Единственный, кому удавалось избегать "дополнительных упражнений" — был царевич, быстро освоивший науку "меня ждут государственные дела". Впрочем, моторика у него была удовлетворительной, и летал он уверенно... По-прямой, в отсутствии турбулентностей. Доверить самостоятельную посадку пока не мог никому.
Зато к нам начали напрашиваться в пассажиры колонисты, которые понаглее, и без царя под крышей. Так как таких в авангарде колонии было большинство — пришлось устанавливать очередность и катать по одному человеку. Мастера даже прорезали два окошечка в грузовом отсеке.

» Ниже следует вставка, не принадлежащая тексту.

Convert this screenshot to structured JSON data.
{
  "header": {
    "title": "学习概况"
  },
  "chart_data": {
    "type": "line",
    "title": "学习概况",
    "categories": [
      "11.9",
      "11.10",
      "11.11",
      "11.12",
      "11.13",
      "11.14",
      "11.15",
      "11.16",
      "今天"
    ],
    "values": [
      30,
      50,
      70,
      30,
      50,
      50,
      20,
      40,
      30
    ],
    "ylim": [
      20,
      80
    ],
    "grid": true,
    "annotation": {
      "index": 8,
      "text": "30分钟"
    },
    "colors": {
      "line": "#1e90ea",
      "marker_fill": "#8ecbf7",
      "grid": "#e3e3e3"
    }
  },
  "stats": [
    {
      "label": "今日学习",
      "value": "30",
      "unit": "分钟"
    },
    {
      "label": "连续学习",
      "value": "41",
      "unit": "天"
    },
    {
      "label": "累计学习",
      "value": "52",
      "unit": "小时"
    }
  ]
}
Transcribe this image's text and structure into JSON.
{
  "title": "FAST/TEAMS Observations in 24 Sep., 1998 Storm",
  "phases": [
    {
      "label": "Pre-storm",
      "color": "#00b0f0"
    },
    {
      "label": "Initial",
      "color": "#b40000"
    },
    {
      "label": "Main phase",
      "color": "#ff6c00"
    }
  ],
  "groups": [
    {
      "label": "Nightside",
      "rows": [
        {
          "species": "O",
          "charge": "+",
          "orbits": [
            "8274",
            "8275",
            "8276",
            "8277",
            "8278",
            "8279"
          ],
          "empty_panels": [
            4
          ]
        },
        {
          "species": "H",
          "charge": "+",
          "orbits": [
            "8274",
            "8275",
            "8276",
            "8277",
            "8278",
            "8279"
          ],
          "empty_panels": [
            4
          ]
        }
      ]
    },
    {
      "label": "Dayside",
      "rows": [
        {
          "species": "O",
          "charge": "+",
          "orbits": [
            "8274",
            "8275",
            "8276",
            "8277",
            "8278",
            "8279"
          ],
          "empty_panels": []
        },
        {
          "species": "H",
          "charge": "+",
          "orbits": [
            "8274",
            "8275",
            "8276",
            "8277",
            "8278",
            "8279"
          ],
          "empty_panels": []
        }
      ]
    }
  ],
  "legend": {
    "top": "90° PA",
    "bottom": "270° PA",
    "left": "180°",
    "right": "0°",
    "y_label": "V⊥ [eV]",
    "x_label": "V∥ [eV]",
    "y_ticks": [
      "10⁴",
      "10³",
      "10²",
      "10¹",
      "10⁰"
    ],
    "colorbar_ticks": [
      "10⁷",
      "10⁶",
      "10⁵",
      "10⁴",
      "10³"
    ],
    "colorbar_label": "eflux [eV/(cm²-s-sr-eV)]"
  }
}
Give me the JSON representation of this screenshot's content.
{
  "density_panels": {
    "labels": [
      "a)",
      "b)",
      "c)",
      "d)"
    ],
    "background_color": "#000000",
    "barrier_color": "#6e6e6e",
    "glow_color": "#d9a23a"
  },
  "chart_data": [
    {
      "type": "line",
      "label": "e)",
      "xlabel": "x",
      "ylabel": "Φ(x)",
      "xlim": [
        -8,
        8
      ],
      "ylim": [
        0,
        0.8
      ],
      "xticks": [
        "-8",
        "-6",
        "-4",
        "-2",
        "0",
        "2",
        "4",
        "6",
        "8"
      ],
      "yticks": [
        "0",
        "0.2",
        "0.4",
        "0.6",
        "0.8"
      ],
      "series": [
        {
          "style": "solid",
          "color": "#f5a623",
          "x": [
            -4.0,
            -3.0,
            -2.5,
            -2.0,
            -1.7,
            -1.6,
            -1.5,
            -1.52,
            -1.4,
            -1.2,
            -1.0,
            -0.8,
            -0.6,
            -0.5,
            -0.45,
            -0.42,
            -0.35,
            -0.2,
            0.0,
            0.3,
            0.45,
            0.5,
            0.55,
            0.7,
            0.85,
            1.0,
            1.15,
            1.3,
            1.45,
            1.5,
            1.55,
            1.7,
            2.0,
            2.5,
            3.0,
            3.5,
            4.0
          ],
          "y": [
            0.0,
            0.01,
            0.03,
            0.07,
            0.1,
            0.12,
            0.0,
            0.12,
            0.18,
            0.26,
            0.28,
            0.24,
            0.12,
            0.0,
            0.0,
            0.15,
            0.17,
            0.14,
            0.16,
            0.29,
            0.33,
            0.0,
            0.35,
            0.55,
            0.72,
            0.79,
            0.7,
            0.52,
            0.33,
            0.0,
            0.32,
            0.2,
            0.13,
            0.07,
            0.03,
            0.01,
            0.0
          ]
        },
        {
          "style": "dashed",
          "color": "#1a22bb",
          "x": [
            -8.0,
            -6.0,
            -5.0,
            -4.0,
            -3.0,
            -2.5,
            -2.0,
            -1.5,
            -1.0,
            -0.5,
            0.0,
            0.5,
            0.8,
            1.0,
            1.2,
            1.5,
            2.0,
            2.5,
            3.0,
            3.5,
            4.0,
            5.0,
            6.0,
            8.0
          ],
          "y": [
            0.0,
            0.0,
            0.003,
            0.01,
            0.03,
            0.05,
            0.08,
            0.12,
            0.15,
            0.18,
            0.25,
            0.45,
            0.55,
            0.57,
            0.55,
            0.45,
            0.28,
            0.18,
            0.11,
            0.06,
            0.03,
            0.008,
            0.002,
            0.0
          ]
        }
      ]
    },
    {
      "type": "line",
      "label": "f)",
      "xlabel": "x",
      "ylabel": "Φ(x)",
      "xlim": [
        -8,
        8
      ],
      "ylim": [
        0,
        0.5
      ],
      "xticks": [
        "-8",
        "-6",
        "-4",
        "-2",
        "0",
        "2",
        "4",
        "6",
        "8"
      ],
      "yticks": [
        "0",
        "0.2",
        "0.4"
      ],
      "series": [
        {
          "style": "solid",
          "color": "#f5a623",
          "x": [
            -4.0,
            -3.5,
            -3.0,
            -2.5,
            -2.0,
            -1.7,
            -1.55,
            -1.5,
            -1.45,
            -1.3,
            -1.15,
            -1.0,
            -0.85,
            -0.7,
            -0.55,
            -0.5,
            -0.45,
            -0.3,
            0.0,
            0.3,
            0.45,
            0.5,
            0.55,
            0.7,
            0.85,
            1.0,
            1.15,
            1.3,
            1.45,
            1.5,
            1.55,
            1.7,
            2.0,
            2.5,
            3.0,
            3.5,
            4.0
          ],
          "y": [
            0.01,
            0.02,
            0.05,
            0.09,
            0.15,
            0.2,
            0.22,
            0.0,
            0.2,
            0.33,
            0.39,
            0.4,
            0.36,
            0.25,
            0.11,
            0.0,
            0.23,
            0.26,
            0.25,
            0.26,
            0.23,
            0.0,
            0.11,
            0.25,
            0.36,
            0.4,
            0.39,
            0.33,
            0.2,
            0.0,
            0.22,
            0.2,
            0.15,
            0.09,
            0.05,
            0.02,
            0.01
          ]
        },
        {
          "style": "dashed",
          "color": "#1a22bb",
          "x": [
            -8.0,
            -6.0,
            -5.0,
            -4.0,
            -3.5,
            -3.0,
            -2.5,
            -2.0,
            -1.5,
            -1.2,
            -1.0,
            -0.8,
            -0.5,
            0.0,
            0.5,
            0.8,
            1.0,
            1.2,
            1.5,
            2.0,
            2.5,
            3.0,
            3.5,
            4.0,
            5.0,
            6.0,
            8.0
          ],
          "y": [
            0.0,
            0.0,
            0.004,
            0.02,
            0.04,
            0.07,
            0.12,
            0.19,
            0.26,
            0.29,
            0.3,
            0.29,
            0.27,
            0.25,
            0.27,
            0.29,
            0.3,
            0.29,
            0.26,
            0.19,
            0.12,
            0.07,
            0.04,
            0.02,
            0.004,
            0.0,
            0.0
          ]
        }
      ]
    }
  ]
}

И после нескольких пробных полетов — разместили у переборки "ведро для впечатлительных".
К двадцать шестому марта полетная лихорадка слегка спала. Пилотов осталось только девять, вместе с царевичем — остальных отчислил в наземные команды. Появились четверо новых, перспективных курсантов, но они предпочитали заниматься делами земными, ковыряясь над своими проектами в цехах. Основную часть пассажиров мы прокатили минимум по одному разу. Остальным пришлось отказывать, экономя ресурс двигателей.
С последним стало хуже всего. Рубеж в сто часов работы двигателей мы пересекли двадцать пятого, и моторы встали на капиталку. Вместо них поставили два новых, и больше резервов цеха не имели. Алексей бредил перелетом Алексия-Аляска, вслед за регатой, дабы встречать корабли в каждом порту.
Навскидку, это четыре тысячи километров перелета. Тридцать часов. Пусть будет пятьдесят, со всяческими отклонениями. Какова вероятность отказа прототипа? Царевич считал ее близкой к нулевой, опираясь на наши тренировочные подлеты. Мой здравый смысл, даже под тяжелой рукой авантюризма, говорил о пятидесяти процентах. Мастера гарантий вообще не давали, ссылаясь на "все в руках Господа".
Подмастерье, создающий двухколесный велосипед, сломал ногу. Отметили очередную свадьбу, уронив одну мачту антенны. Мастер электронщик на полигоне прострелил себе ногу, благо пуля прошла по касательной. Зато его осенила очередная идея.